Bmal1−/− mice also exhibit severe co-morbid phenotypes such as premature aging with decreased activity and body weight [9]. Some of these phenotypes are rescued by tissue-specific restoration of Bmal1 expression, while others are not [10]. This new insight into the moonlighting role of BMAL1 in translational regulation could help to explain the particularly strong phenotypes seen with deletion of Bmal1, which may perturb cellular function beyond disruption of the transcription-based circadian clock.
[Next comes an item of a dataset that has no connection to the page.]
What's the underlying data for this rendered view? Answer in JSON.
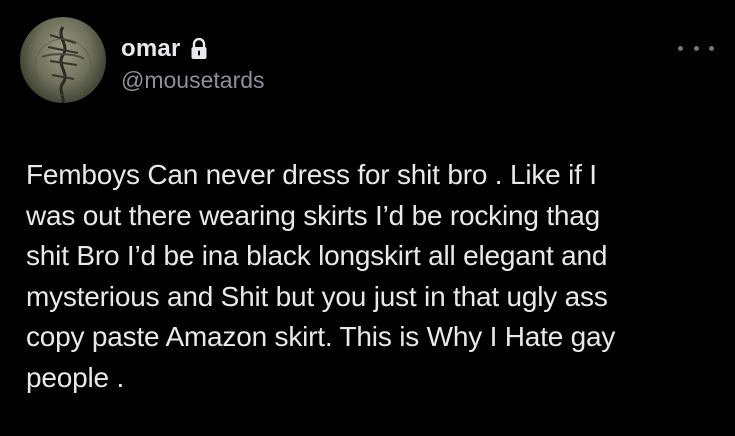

Future studies investigating the effects of circadian disruption or metabolic perturbation on the translational activity of BMAL1 may provide insight into how circadian translational interference promotes disease.

Figure 1. BMAL1 works around the clock to control transcription and translation.

Figure 1

During the day, the heterodimeric transcription factor CLOCK:BMAL1 is located in the nucleus, where it transactivates clock-controlled genes to control temporal regulation of physiology, including a daily peak in expression of mTOR [5]. During the night, cytosolic BMAL1 interacts with components of the translational machinery (TM) to stimulate cap-dependent protein synthesis [7]. Phosphorylation of BMAL1 Ser42 by the mTOR-dependent kinase, S6K1, promotes the interaction of BMAL1 with translational machinery.